The first women’s match follows, with Melina challenging Michelle McCool for the Women’s title. I really enjoyed this match. Melina once again proved that she’s probably the best female wrestler in WWE right now, and McCool has improved a hell of a lot. It may not have been on a par with their counterparts in TNA, but it was still pretty good, and the way that McCool interrupted Melina’s trademark ring entrance was kind of cool (no pun intended). McCool retained the title, getting the roll-up after Melina had taken her down with what could be termed as a variation of the Lou Thesz press.

Main event time #1, with Triple H and John Cena challenging Randy Orton for the WWE title in a triple threat time. If you’ve been keeping tabs on my reviews this year, you’d know that I’ve found Triple H versus Orton extremely boring this year, so I wasn’t really holding out much hope for this match. Well, the action was okay, but as with the previous encounters, it wasn’t really that special, and the addition of Cena didn’t really add much to the equation. Once again it seemed overlong and just a bit dull, with the only interesting part being where Triple H and Cena used submission holds on Orton at the same time, with the referee confused when Orton tapped. The confusion stopped when Orton’s Legacy buddies ran in, able to do anything because disqualifications weren’t valid in this match. Orton soon got the pin, taking Cena down with the RKO just as he was about to take Cody Rhodes out with the Attitude Adjuster. I really hope we don’t see a re-match at Summerslam.
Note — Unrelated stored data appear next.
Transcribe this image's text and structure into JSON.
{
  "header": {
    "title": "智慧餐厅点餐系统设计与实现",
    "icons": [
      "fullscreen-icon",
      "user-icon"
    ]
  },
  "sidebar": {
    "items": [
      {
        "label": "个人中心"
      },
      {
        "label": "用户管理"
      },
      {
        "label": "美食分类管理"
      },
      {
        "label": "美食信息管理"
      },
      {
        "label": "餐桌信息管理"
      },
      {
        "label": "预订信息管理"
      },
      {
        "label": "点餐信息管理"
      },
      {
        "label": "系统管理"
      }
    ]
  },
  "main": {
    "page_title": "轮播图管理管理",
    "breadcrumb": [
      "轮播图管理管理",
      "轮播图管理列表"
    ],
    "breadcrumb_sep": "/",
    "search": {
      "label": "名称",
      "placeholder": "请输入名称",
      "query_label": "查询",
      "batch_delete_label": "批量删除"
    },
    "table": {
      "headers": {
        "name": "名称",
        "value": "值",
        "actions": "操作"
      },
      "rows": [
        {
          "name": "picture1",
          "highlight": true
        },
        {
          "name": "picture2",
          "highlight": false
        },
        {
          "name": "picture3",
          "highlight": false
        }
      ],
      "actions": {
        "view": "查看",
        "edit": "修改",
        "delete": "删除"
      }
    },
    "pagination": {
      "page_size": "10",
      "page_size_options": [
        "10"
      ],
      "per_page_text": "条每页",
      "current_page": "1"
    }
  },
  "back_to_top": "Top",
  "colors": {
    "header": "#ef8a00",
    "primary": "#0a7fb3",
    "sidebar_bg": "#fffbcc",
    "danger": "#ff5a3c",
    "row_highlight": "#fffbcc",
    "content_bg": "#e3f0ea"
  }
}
The second women’s match followed, with Mickie James challenging Maryse for the Divas Championship. Although this match contained the second best women’s wrestler in WWE in the form of Mickie James, it wasn’t as good as the Women’s Championship match. It was okay, but nothing special, and if anything it suffered from it’s place on the card, because the crowd were kind of dead after the WWE title match. James became only the second woman to have held both the Women’s and Divas titles when she pinned Maryse after taking her down with a DDT.
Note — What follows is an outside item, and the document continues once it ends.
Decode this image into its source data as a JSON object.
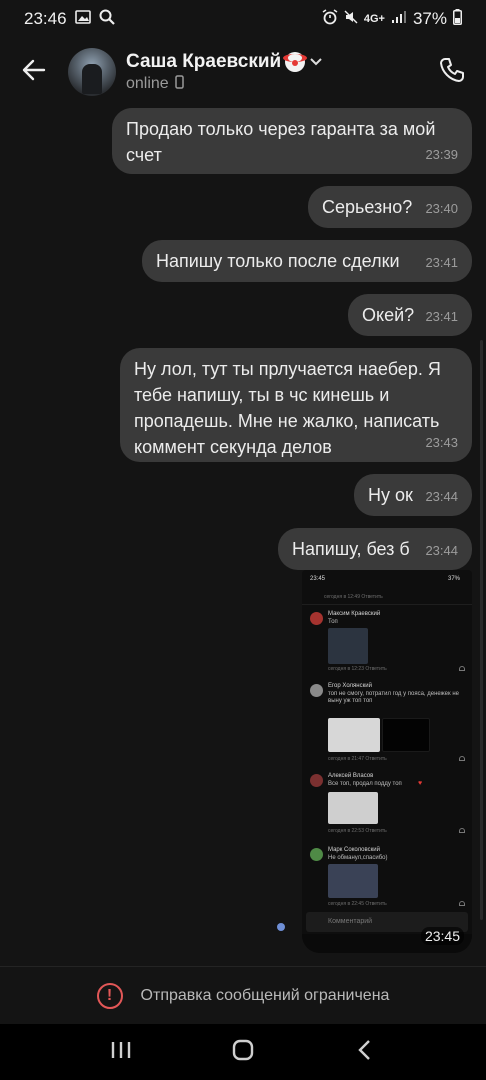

Then it was on to Dolph Ziggler, accompanied by Maria, challenging Rey Mysterio for the Intercontinental Championship. While the action wasn’t as intense as Mysterio’s rivalry with Chris Jericho, it was still a pretty good match, with Ziggler showing a lot more talent than he was allowed to show in his previous pay-per-view outing against The Great Khali. Mysterio was, as always, great in this match, but then again Mysterio looks great in most of his matches. However, my one criticism about this match is that it was, like the WWE title match, a little too long. The masked one came out on top, retaining the title after taking Ziggler down with the 619/big splash combination.
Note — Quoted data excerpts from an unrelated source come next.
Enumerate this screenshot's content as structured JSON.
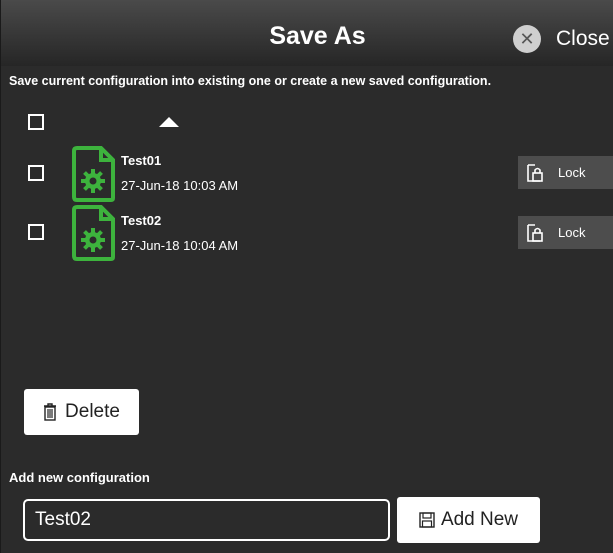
{
  "dialog": {
    "title": "Save As",
    "close_label": "Close",
    "instruction": "Save current configuration into existing one or create a new saved configuration."
  },
  "list": {
    "items": [
      {
        "name": "Test01",
        "date": "27-Jun-18 10:03 AM",
        "lock_label": "Lock"
      },
      {
        "name": "Test02",
        "date": "27-Jun-18 10:04 AM",
        "lock_label": "Lock"
      }
    ]
  },
  "actions": {
    "delete_label": "Delete"
  },
  "add_new": {
    "section_label": "Add new configuration",
    "input_value": "Test02",
    "button_label": "Add New"
  },
  "icons": {
    "close": "close-icon",
    "sort": "sort-ascending-icon",
    "file": "settings-file-icon",
    "lock": "lock-icon",
    "trash": "trash-icon",
    "save": "floppy-disk-icon"
  },
  "colors": {
    "background": "#2b2b2b",
    "accent_green": "#3db33d",
    "lock_button": "#4d4d4d"
  }
}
Main event time #2, with Jeff Hardy challenging C.M. Punk for the World Heavyweight Championship. As the old saying goes, they saved the best for last with this one. Punk and Hardy are a perfect match for each other, both wrestling-wise and philosophy wise, Punk’s straight edge complimenting Hardy’s lifestyle choices perfectly. What we had here was a great continuation of their match a few weeks ago at The Bash, with Punk really beginning to excel in his new found heel status, reminding us just why he was so successful in Ring of Honor. This one had a great ending. Frustrated at his inability to put Hardy away, Punk grabbed his title belt and began to walk backstage, only to be stopped by the enigmatic one. Hardy quickly took Punk down with a Twist of Fate, finishing him off with a top rope swanton to win the World title. Very good match.

In conclusion – Night of Champions has it’s good and bad points. While some of the matches seemed a little boring, and some seemed just ordinary, there were some really good moments here. Melina/Michelle McCool really surprised me, while Punk/Hardy was definitely match of the night. But the creatives really need to look at the Raw main event picture, because Triple H/Orton, even with Cena mixed in, is really starting to grate. The initial out of the ring stuff was good, but inside the ring the action continues to be second rate, and is still lacking intensity. If they’re going to go with another battle between these two at Summerslam, then they’re going to have to do a whole lot better.